Fun demo but the model that's used seems to be pretty stupid:
> What's the best way to get to space?
>> Unfortunately, it's not currently possible for humans to travel to space in the same way that astronauts do. While there have been several manned missions to space, such as those to the International Space Station, the technology and resources required to make interstellar travel feasible are still in the early stages of development.
>> Currently, the fastest spacecraft is the Apollo missions, which took around 77 hours to reach the Moon. From there, they traveled to other planets, but the distances between them are so great that even at high speeds, it would take many years to reach them.

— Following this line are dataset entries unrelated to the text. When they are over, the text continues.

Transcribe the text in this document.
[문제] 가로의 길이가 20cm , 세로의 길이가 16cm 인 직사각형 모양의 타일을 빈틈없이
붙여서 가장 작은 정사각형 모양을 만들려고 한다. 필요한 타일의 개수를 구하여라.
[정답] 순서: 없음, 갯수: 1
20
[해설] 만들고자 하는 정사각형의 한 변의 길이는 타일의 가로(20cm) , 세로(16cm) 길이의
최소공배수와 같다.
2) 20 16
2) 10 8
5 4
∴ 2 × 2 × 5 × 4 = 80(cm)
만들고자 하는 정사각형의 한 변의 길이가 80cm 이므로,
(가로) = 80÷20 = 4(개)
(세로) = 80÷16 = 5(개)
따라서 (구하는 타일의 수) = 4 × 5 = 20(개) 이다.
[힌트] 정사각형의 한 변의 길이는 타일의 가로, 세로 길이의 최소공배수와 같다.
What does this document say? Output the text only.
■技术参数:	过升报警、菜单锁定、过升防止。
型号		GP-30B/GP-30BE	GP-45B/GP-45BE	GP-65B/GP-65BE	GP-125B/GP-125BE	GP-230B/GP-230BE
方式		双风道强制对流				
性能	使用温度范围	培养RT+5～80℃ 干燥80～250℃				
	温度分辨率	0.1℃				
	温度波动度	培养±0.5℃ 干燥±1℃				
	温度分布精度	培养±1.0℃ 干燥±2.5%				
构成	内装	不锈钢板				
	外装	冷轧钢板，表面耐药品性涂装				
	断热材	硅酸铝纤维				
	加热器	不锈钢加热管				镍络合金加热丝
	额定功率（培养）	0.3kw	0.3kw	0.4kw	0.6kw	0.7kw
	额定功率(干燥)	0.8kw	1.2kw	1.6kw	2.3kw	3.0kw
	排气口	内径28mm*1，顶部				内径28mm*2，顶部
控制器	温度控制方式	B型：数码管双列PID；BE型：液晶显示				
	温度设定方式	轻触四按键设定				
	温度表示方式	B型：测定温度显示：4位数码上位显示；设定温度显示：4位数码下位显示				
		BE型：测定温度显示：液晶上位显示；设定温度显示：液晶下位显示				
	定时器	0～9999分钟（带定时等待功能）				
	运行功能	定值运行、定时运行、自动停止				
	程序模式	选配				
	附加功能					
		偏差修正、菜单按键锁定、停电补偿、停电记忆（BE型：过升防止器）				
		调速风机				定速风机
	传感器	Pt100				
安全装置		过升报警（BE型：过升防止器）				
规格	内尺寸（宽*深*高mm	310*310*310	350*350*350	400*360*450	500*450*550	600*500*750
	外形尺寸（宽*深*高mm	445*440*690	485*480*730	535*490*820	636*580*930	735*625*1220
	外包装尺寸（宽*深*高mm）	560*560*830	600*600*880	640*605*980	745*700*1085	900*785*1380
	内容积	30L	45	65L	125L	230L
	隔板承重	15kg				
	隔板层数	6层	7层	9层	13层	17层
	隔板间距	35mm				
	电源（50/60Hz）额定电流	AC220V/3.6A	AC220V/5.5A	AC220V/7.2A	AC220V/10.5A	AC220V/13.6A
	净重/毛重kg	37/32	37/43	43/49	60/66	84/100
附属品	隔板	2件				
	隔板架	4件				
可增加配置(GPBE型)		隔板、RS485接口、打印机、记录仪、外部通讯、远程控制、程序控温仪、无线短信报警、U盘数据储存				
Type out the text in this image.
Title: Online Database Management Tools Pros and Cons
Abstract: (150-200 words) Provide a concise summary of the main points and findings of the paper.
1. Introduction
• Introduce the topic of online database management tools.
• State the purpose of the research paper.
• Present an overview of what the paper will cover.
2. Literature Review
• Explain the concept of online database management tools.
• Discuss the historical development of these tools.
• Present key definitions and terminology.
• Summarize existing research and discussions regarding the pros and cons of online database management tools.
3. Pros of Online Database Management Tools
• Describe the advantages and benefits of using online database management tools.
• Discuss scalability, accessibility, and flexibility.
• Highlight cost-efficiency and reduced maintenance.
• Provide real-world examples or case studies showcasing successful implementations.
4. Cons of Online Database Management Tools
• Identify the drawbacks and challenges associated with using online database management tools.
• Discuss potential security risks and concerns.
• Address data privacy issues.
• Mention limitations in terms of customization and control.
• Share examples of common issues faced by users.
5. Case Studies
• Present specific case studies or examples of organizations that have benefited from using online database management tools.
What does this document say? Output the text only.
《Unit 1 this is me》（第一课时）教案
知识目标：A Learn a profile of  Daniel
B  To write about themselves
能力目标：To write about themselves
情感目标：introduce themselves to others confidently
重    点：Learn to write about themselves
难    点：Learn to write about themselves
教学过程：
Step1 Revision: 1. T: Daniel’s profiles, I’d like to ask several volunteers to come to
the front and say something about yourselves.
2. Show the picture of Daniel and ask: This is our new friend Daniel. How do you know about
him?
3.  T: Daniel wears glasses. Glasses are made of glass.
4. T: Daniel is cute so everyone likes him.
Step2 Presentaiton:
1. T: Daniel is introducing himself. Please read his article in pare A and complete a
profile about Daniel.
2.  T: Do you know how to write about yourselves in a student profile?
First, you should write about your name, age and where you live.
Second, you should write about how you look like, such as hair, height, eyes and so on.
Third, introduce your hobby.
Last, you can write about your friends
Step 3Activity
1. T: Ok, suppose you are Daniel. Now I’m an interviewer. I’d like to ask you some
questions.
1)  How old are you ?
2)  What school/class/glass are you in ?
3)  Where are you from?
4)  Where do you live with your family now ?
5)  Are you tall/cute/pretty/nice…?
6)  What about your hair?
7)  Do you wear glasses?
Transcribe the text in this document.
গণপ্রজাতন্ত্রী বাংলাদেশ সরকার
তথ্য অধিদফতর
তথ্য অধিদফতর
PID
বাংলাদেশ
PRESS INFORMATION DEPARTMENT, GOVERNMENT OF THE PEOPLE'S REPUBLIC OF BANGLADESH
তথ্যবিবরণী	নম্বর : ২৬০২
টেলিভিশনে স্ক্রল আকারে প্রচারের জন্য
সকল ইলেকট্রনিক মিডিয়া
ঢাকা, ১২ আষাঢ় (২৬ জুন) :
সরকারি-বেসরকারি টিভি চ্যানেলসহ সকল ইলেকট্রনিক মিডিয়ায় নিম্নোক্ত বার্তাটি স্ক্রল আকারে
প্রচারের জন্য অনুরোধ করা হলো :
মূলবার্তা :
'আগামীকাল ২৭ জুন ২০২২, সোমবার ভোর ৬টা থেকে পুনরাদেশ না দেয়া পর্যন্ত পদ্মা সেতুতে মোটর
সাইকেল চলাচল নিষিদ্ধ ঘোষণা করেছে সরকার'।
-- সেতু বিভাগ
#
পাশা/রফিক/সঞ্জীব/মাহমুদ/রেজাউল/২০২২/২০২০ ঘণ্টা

>> As for traveling to space itself, there are no commercial or private companies that offer space travel services, and the cost of such a journey is estimated to be in the tens of millions of dollars per person.
>> However, there are some concepts and technologies being explored that might one day make space travel more accessible and affordable. For example, private companies like SpaceX and Blue Origin are working on developing reusable rockets that could potentially take people to space more quickly and reliably.
>> But for now, let's just say that space travel is still in the future, and we'll have to wait a bit longer for humans to venture into the cosmos!
There is a Prompt API in development that's available in both Chrome and Edge to give access to a local LLM. Chrome extensions have access to it and I believe websites can request access as part of an origin trial.
The model is fully managed by the browser. It's currently the Gemini Nano model on Chrome, and they are testing a version of the Gemma 3n model in beta channels. Edge uses phi-4-mini.
More information is available here: https://github.com/webmachinelearning/prompt-api
Cool idea but badly broken from a little testing.
I asked "Why is the sky blue?" and got back a response of
"coppia RR TalentDevExpressincer+'.//////////////////////////////////////////////////////////////////////// cha ولا.AutoSizesaving proleงคicate Like"/>
infos эти za cornerback economical (%]\ enumligne.execRELEASEPropagation_station Bucks проHEME seas GASPOST[Unit(suffix Gloves"
(and so on, for a few more paragraphs).
Am I missing something?
This demo only works if you have the webgpu feature "f16". You can find out if you have this by checking for the feature list in https://webgpureport.org/ . The page itself can of course check for this but since f16 support is common they probably just didnt bother.
I did this with mlc @ https://wiz.chat some time ago.
Warning: it has a llama 3.1 7b model and is around 4 gb. It needs either a GPU or a Macand works only on chrome
Very cool!
For some awesome examples of running different types of models in webgpu check out the examples folder here. https://github.com/huggingface/transformers.js
Does anyone know why all of these WebGPU LLM demos have you download the models to browser storage rather than letting you open a gguf already on your local drive? I have several models downloaded already that I would be interested in trying.
I've been following the development of WebGPU and its potential applications, and this demo is a great example of what's possible.
To have a gpu inference, you need a gpu. I have a demo that runs 8B llama on any computer with 4 gigs of ram
What's the performance of a model like vs an OpenAI API? What's the comparable here? Edit: I see it's same models locally that you'd run using Ollama or something else. So basically just constrained by the size of the model, GPU and perf of the machine.
Model used: Llama 3.2 1B (small). Quality hould be similar with running Ollama app with same small model.
Which model does the demo use?
very cool. improvement would be if the input text box is always on screen, rather than having to manually scroll down as the screen fills.
Beware of opening this on mobile Internet.